I’m an anarchist which means I want to abolish capitalism and the state
in favour of the free association of free producers. In response to this
people often ask me questions about how an anarchist society would solve
all kinds of different social problems. People in the comment section be
like hey anarchopac how will anarchism organise healthcare? How would an
anarchist society respond to people who go drunk driving? How would an
anarchist society deal with scientology or other dangerous cults? What
would happen to murderers? And so on and on.
All these are very sensible questions and raise problems any society
will have to overcome if it is function and guarantee human well-being.
But I can’t answer these questions by myself. I’m just a nerd who has
spent far too much time reading books on anarchism. If you want to know
what anarchists historically argued on a certain topic I can tell you
but I don’t have all the answers. I can’t tell you how people in the
21st century should solve all kinds of really complex problems like how
to effectively organise public infrastructure because I myself know
basically nothing about public infrastructure. These are the kinds of
question which can only really be answered in practice by lots of
different people with different kinds of expertise and life experiences
who are organised on the ground. They’re not going to be solved by an
anarchist youtube philosopher sitting in their room thinking about the
topic. To suggest otherwise is to put myself on the pedestal and act as
if everyone else should just listen to me.
Anarchist theory doesn’t tell you exactly how to solve social problems.
Instead anarchism advocates a system of self-organisation through which
people come together to solve the problems which arise in their specific
situation. It proposes that people horizontally associate as equals and
make decisions as a group through a system of direct democracy in which
everyone has a vote and an equal say in decisions which affect them.

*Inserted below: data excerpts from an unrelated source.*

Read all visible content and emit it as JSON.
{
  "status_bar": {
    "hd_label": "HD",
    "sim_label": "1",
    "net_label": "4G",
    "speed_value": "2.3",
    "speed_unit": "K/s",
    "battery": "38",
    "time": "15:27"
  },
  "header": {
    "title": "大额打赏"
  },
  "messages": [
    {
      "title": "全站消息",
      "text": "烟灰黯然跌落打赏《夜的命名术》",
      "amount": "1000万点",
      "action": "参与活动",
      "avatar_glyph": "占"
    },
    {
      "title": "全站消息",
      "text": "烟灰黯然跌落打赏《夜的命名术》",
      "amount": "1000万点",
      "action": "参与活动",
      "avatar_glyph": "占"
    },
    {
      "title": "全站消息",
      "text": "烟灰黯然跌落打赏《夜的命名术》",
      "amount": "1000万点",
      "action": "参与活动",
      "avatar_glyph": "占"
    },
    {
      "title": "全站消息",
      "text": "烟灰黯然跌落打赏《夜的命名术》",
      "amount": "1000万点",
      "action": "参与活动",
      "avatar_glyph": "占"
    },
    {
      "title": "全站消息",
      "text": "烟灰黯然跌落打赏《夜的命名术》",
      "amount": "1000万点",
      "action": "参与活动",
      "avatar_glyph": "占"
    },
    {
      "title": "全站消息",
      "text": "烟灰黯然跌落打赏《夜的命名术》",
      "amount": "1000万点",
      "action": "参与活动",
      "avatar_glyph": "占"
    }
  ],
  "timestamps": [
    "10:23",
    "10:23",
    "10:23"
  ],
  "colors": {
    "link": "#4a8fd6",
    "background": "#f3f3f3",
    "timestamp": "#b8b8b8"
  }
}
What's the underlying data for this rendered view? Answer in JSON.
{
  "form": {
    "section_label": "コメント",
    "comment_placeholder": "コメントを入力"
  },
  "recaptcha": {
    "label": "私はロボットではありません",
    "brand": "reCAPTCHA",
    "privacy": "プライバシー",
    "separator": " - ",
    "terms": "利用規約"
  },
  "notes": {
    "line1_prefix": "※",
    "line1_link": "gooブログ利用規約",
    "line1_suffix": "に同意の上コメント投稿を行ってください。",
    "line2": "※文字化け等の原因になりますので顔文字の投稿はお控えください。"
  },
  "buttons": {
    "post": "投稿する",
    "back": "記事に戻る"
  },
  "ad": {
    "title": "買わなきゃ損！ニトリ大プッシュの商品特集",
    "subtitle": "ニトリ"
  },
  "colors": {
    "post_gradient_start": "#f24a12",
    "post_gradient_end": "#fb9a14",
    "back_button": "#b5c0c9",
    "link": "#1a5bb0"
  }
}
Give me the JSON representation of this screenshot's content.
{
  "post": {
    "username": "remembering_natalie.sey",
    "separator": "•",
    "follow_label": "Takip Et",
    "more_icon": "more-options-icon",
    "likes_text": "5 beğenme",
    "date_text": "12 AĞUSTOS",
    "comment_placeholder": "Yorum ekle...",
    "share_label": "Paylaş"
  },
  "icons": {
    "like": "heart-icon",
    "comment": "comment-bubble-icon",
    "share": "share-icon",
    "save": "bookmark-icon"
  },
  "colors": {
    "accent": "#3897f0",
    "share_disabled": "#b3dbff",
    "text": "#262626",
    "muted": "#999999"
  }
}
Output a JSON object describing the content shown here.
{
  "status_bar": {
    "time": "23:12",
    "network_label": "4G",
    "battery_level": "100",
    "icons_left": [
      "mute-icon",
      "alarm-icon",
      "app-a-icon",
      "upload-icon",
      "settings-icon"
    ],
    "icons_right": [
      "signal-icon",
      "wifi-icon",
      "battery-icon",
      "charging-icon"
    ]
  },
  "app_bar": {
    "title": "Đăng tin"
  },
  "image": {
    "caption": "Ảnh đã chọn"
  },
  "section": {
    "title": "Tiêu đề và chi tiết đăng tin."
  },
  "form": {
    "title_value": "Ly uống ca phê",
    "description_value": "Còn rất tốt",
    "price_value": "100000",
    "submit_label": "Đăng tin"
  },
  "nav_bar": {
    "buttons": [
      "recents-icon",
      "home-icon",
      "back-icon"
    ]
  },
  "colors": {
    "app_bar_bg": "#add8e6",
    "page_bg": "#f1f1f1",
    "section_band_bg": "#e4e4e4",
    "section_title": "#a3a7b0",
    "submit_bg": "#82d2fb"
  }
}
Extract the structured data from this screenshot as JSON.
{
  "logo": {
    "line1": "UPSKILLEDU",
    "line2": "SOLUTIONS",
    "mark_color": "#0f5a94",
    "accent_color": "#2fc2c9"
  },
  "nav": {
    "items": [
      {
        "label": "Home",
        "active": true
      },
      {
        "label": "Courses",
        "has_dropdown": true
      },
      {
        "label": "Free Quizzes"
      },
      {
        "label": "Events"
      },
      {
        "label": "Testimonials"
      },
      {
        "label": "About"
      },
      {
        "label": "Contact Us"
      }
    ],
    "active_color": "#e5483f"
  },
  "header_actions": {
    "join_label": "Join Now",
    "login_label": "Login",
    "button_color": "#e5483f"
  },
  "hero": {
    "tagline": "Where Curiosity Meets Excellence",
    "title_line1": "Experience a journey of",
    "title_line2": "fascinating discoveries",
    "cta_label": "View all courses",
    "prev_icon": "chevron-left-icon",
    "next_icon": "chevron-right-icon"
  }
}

These groups then associate with other groups to form federations at a
regional, national and international level in order to co-ordinate
action over a large area through regular congresses. These congresses
would be attended by instantly recallable mandated delegates that
councils had elected to represent them. Crucially, delegates would not
be granted the power to make decisions independently and impose them on
others. Decision making power would remain in the hands of the group who
had elected them. This system of decision making isn’t something I
invented in a study. It’s how anarchists and syndicalist trade unions
with memberships in the hundreds of thousands actually organised in real
life since the 19th century to the present. We know it works because it
already has.
What decisions these groups make isn’t something anarchist theory can
give you all the answers to. Instead they’ll have to work things out for
themselves and decide on what they think the best course of action is.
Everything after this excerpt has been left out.